Ce que Mark Zuckerberg n’a pas dit était encore plus intéressant. Par exemple, que le magazine Wired estime qu’il a déjà présenté le même genre d’excuses des dizaines de fois depuis 2003. Ou que l’utilisation à des fins commerciales des données personnelles de ses utilisateurs est depuis le début au coeur de son modèle d’affaires, et qu’à l’ère des mégadonnées et de l’intelligence artificielle, Facebook en sait probablement plus sur eux qu’ils en savent eux-mêmes, qu’ils le veuillent ou non. Ou encore qu’il sait très bien, même s’il fait semblant de l’ignorer, que sa plateforme continue de collecter des données même lorsqu’elle est fermée, que les données effacées ne le sont pas nécessairement et que les non-utilisateurs ne sont pas à l’abri.
Le temps de réglementer
Ce que les auditions de cette semaine ont aussi permis de constater, c’est le sentiment grandissant, à gauche comme à droite, que l’autorégulation des géants du Web a atteint ses limites et que le temps est venu pour l’État d’entrer en action. « Je n’ai pas envie d’adopter des lois pour réglementer Facebook, mais pardieu, je le ferai ! » s’est exclamé le sénateur républicain de la Louisiane, John Kennedy, cité dans le Wall Street Journal.
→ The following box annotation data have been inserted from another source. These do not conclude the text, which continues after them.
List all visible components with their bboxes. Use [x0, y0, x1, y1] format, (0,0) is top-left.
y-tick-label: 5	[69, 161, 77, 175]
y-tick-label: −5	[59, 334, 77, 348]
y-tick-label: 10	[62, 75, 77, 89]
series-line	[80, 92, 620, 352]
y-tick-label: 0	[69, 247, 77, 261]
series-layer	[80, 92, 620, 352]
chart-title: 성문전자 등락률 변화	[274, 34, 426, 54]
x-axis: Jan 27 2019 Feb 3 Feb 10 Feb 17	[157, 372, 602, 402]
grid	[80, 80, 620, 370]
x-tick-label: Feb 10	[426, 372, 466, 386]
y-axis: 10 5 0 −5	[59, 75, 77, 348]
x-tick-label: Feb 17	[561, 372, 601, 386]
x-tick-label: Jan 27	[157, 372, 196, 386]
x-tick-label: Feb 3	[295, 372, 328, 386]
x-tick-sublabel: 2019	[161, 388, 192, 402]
Mark Zuckerberg lui-même a estimé « inévitable une forme de régulation », a rapporté Les Échos, tout en ajoutant que cette législation « doit permettre de continuer à innover, ou nous allons nous retrouver à la traîne derrière les concurrents chinois ».
Cette rare unanimité est évidemment trop belle pour ne pas cacher quelque chose. Certains suspectent Facebook de chercher seulement à gagner du temps, comptant sur les millions qu’il dépense en lobbying à Washington, à l’instar des autres géants américains du GAFAM (Google, Apple, Facebook, Amazone et Microsoft), pour bientôt faire enterrer tout cela. Le spectacle de ces nombreux élus qui demandaient candidement à Mark Zuckerberg son opinion sur la meilleure forme d’encadrement laissait perplexe.
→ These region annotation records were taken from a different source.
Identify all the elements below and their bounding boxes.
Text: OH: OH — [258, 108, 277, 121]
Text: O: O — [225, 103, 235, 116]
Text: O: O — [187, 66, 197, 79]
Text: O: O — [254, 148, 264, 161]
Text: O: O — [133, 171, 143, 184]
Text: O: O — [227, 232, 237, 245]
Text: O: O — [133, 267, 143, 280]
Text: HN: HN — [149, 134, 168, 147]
La relative nouveauté de l’industrie du Web et le manque de culture numérique de plusieurs élus posent une difficulté, mais qui n’est pas insurmontable. Les députés ne sont pas non plus des experts en finances, ou en santé publique, et cela ne les empêche pas de voter des lois sur les banques ou le système de santé, faisait valoir jeudi le New York Times. C’est à cela que servent les conseillers et les experts.
Il existe déjà de nombreux modèles de cadres légaux pour protéger la confidentialité des données personnelles, assurer la transparence de la publicité politique, lutter contre les discours haineux, briser les monopoles ou protéger les consommateurs, faisait valoir mercredi son spécialiste des nouvelles technologies, Kevin Roose. Il ne reste plus qu’à décider quel problème est le plus urgent.
Il ne fait pas de doute que l’une des raisons pour lesquelles les États-Unis ont tellement traîné les pieds, et qui continueront de peser lourdement, est que l’on se sait, dans le domaine, engagé dans une course économique et stratégique de longue haleine, notamment contre la Chine, et qu’on veut nuire le moins possible à ses champions nationaux.
Bonnes journées de travail
La conclusion qu’en ont tirée les marchés, cette semaine, c’est qu’on ne doit pas trop s’en faire pour Facebook. L’action de la compagnie avait déjà remonté de 4,5 % à la fin de la première journée d’audition de son président et de 1,2 point de plus à la fin du deuxième, augmentant les seuls avoirs boursiers de Mark Zuckerberg de 3,2 milliards.